Political risks expected to take toll on sentiment
Investor sentiment is expected to worsen over the next three months on concerns the global economic slowdown will erode domestic consumption and heighten internal political risks, according to this month’s Fetco-Nida Investor Sentiment Index.
Voravan Tarapoom, chairman of the Federation of Thai Capital Market Organizations (Fetco), said the confidence of investors remained weak, mainly because exports and consumption in the first half were lower than targeted.
“Investors also see the rising trend of political risks,” she said.
Investors expect the investment index in the next three months will drop sharply to 88.16 points from last month’s reading of 102.72.
The sentiment survey for June found investment confidence to be neutral among retail and foreign investors but bearish for brokers and local institutions.
The macroeconomy looks pessimistic, but the acceleration of government spending, construction of megaprojects and cuts to the policy interest rate can slightly support confidence, Mrs Voravan said.
Fetco expects the Monetary Policy Committee will maintain the interest rate at 1.5% tomorrow.
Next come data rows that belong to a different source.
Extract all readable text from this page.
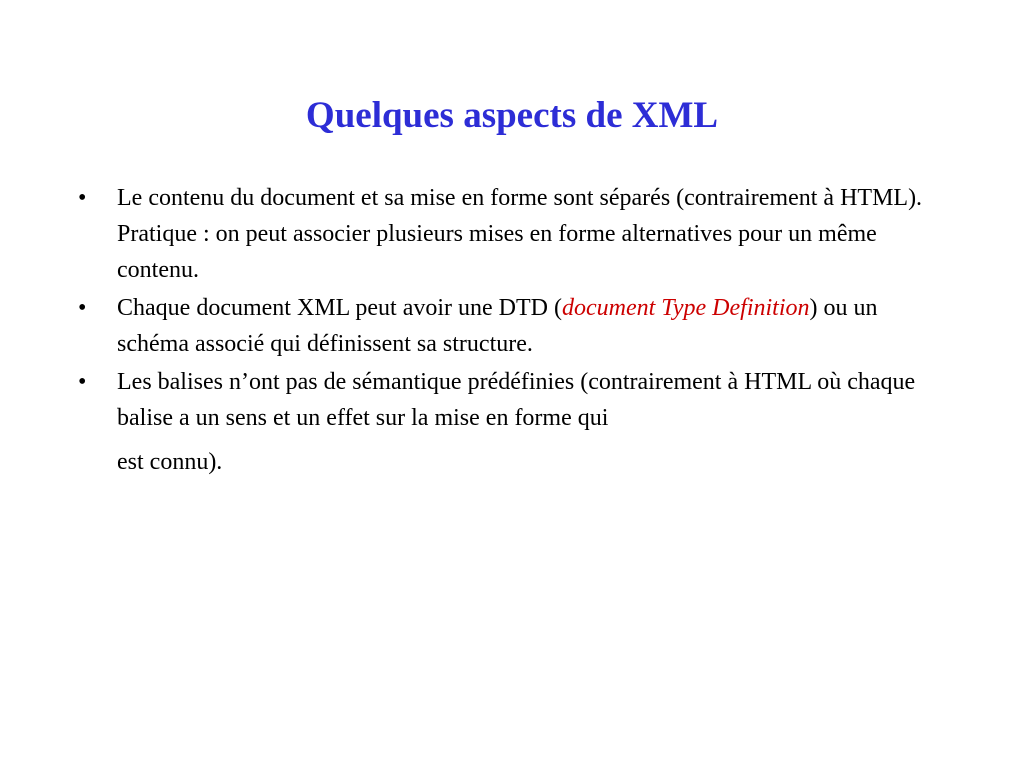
Quelques aspects de XML
• Le contenu du document et sa mise en forme sont séparés (contrairement à HTML). Pratique : on peut associer plusieurs mises en forme alternatives pour un même contenu.
• Chaque document XML peut avoir une DTD (document Type Definition) ou un schéma associé qui définissent sa structure.
• Les balises n’ont pas de sémantique prédéfinies (contrairement à HTML où chaque balise a un sens et un effet sur la mise en forme qui
est connu).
It projects the economy will grow by 3% to 3.5% this year, given that consumption and exports remain weak.
Mrs Voravan said the most interesting sector for investment was petrochemicals, while banking should be avoided.
The survey also indicated concerns remained about the global economy, the US Federal Reserve’s interest rate hike and the prolonged euro-zone debt crisis.
New factors are the baht’s sharp depreciation, fund flows, the speed of government investment and a new election.
Kampon Adireksombat, chief economist and strategist at Tisco Financial Group, said the economy had been recovering but at a slow pace, in line with sluggish exports, consumption and private investment.
He predicts a recovery in the second half, driven by tourism, government spending and improved consumption.
“Foreign investors are likely to stay away from Thailand, as they remain unsure about the government’s policies in terms of the economy and politics while viewing that the Thai share market is still expensive compared with risks,” Mr Kampon said.